American Dream dead in San Francisco? Just 13% of households can afford it
The idyllic dream of owning a house is near dead and gone in San Francisco, where only 13 percent of households can afford the cost of housing. The divide between wealthy tech companies and locals seems to be amplified by increasing housing costs.

A report by Paragon Realty found that San Francisco is quickly becoming a city exclusively for the affluent. With a median-priced home costing $6,740 a month, it’s easy to imagine how few can afford their own Golden City home.

The report also found that in order to qualify to purchase a home in San Francisco, a family has to make $269,000 annually – five times higher than the real median household income of $53,657, according to the US Bureau of Census.

Living farther away does little to cease the housing costs.

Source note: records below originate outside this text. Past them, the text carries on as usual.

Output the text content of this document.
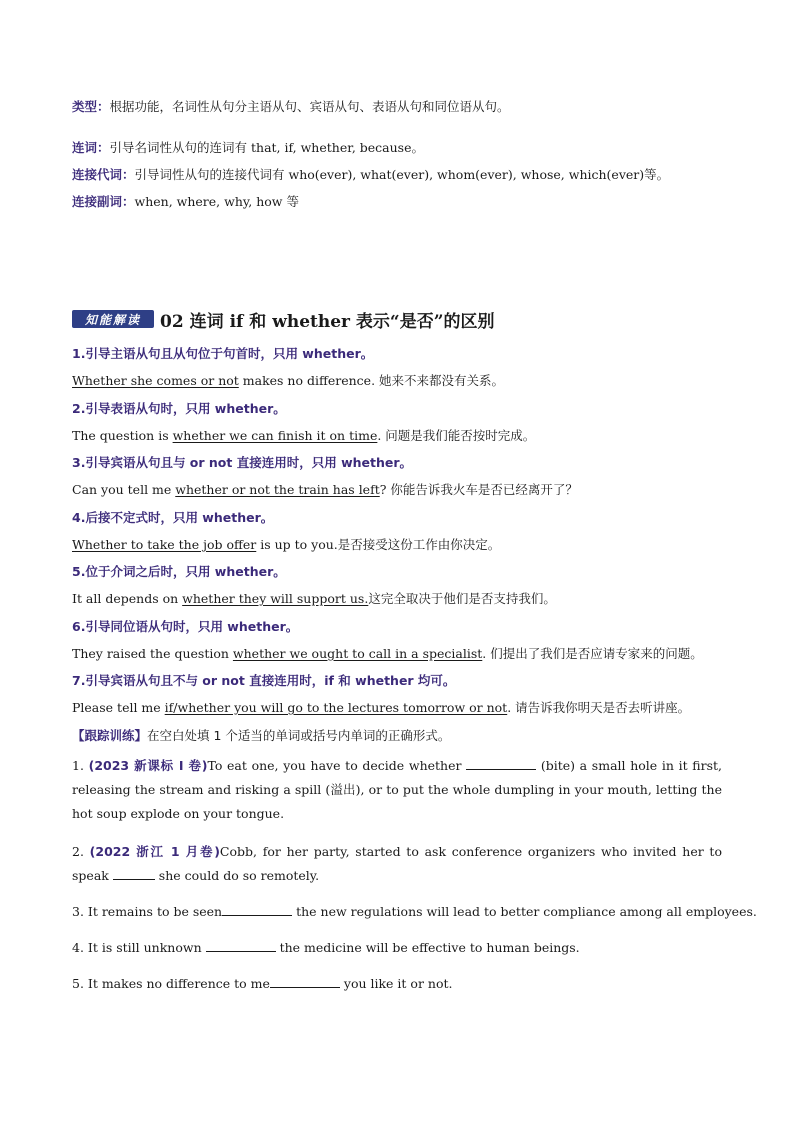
类型：根据功能，名词性从句分主语从句、宾语从句、表语从句和同位语从句。
连词：引导名词性从句的连词有 that, if, whether, because。
连接代词：引导词性从句的连接代词有 who(ever), what(ever), whom(ever), whose, which(ever)等。
连接副词：when, where, why, how 等
知能解读	02 连词 if 和 whether 表示“是否”的区别
1.引导主语从句且从句位于句首时，只用 whether。
Whether she comes or not makes no difference. 她来不来都没有关系。
2.引导表语从句时，只用 whether。
The question is whether we can finish it on time. 问题是我们能否按时完成。
3.引导宾语从句且与 or not 直接连用时，只用 whether。
Can you tell me whether or not the train has left? 你能告诉我火车是否已经离开了？
4.后接不定式时，只用 whether。
Whether to take the job offer is up to you.是否接受这份工作由你决定。
5.位于介词之后时，只用 whether。
It all depends on whether they will support us.这完全取决于他们是否支持我们。
6.引导同位语从句时，只用 whether。
They raised the question whether we ought to call in a specialist. 们提出了我们是否应请专家来的问题。
7.引导宾语从句且不与 or not 直接连用时，if 和 whether 均可。
Please tell me if/whether you will go to the lectures tomorrow or not. 请告诉我你明天是否去听讲座。
【跟踪训练】在空白处填 1 个适当的单词或括号内单词的正确形式。
1. (2023 新课标 I 卷)To eat one, you have to decide whether	(bite) a small hole in it first, releasing the stream and risking a spill (溢出), or to put the whole dumpling in your mouth, letting the hot soup explode on your tongue.
2. (2022 浙江 1 月卷)Cobb, for her party, started to ask conference organizers who invited her to speak	she could do so remotely.
3. It remains to be seen	the new regulations will lead to better compliance among all employees.
4. It is still unknown	the medicine will be effective to human beings.
5. It makes no difference to me	you like it or not.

The median qualifying income to purchase homes in the US is $47,200, according to the report. However, the cheapest county in the San Francisco area is Solano, where the median price is still $75,700. For families that work in San Francisco, that would require about a 60-mile commute.

Rentals aren’t any better. The average two-bedroom in San Francisco costs $4,756 per month, according to Rent Jungle. The general rule of thumb is that rental costs should cost no more than one-third of your total budget, meaning that affording a two-bedroom apartment in the city by the bay calls for a monthly income of $14,268 and an annual budget of $171,216 per household. The average median income is one-third of this.

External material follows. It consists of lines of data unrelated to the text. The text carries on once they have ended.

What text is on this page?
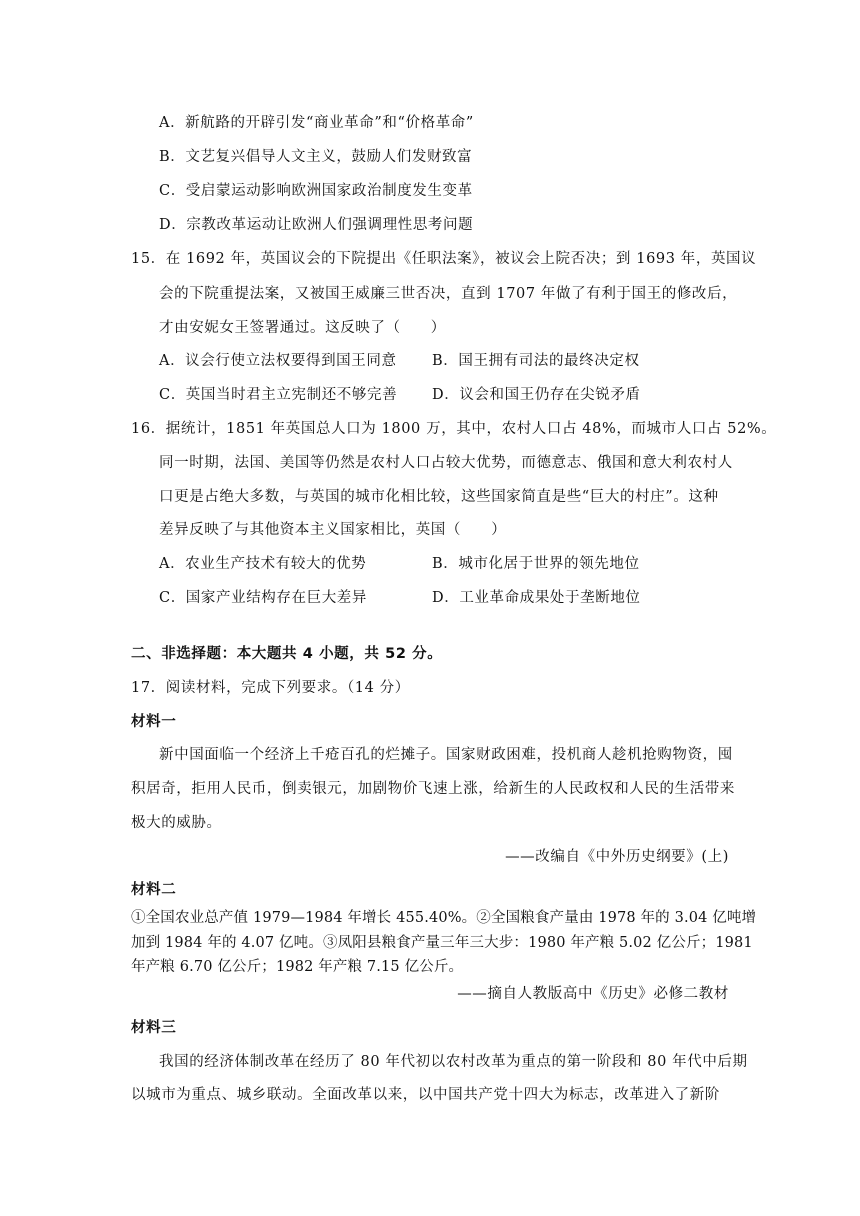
A．新航路的开辟引发“商业革命”和“价格革命”
B．文艺复兴倡导人文主义，鼓励人们发财致富
C．受启蒙运动影响欧洲国家政治制度发生变革
D．宗教改革运动让欧洲人们强调理性思考问题
15．在 1692 年，英国议会的下院提出《任职法案》，被议会上院否决；到 1693 年，英国议
会的下院重提法案，又被国王威廉三世否决，直到 1707 年做了有利于国王的修改后，
才由安妮女王签署通过。这反映了（　　）
A．议会行使立法权要得到国王同意 B．国王拥有司法的最终决定权
C．英国当时君主立宪制还不够完善 D．议会和国王仍存在尖锐矛盾
16．据统计，1851 年英国总人口为 1800 万，其中，农村人口占 48%，而城市人口占 52%。
同一时期，法国、美国等仍然是农村人口占较大优势，而德意志、俄国和意大利农村人
口更是占绝大多数，与英国的城市化相比较，这些国家简直是些“巨大的村庄”。这种
差异反映了与其他资本主义国家相比，英国（　　）
A．农业生产技术有较大的优势	B．城市化居于世界的领先地位
C．国家产业结构存在巨大差异	D．工业革命成果处于垄断地位
二、非选择题：本大题共 4 小题，共 52 分。
17．阅读材料，完成下列要求。（14 分）
材料一
新中国面临一个经济上千疮百孔的烂摊子。国家财政困难，投机商人趁机抢购物资，囤
积居奇，拒用人民币，倒卖银元，加剧物价飞速上涨，给新生的人民政权和人民的生活带来
极大的威胁。
——改编自《中外历史纲要》(上)
材料二
①全国农业总产值 1979—1984 年增长 455.40%。②全国粮食产量由 1978 年的 3.04 亿吨增
加到 1984 年的 4.07 亿吨。③凤阳县粮食产量三年三大步：1980 年产粮 5.02 亿公斤；1981
年产粮 6.70 亿公斤；1982 年产粮 7.15 亿公斤。
——摘自人教版高中《历史》必修二教材
材料三
我国的经济体制改革在经历了 80 年代初以农村改革为重点的第一阶段和 80 年代中后期
以城市为重点、城乡联动。全面改革以来，以中国共产党十四大为标志，改革进入了新阶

The report touched on this, saying: “The affordability challenges for renters (unless ameliorated by rent control or subsidized rates) has probably been even greater than that for buyers, since renters don’t benefit from any significant tax benefits, from the extremely low, long-term interest rates, or by home-price appreciation trends increasing the value of their homes (and their net worth),” adding, “In fact, housing-price appreciation usually only increases rents without any corresponding financial advantage to the tenant.

The housing crisis in San Francisco has been ongoing for quite some time, causing tensions between long-term residents and the newly affluent tech companies that have flocked to the city and flooded the market with high income residents.

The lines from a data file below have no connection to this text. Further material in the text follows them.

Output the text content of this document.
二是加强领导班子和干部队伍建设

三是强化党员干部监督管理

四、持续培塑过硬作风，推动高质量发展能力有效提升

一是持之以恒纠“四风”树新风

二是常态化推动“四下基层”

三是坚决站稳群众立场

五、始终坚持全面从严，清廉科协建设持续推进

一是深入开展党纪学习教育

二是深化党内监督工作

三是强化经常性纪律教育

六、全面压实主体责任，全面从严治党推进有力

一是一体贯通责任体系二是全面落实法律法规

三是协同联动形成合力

All of this comes on the heels of the Department of Housing and Urban Development’s rejection of San Francisco’s plans to keep minority residents in the city. Despite the San Francisco Board of Supervisors passing a neighborhood preference plan developed to prevent driving out African-American and minority community members, the Housing of Urban Development (HUD) claimed the plan would “limit equal access to housing and perpetuate segregation,” the San Francisco Chronicle reported.

The plan would have set aside 50 percent of new subsidized housing units for people already living in the district where the development is built or within a half mile of the project.

This is bad news for elderly residents of the West Addition neighborhood, where a $15.2 million senior housing development was financed by the HUD.

Board of Supervisors President London Breed is a native to the neighborhood who had worked with residents to help increase their chances of getting into the new building. She told the Chronicle, “These are seniors sleeping on friends’ couches, staying with their kids, living in [residential] hotels. This community has been falsely promised so much. With the neighborhood preference they thought they would have a real shot.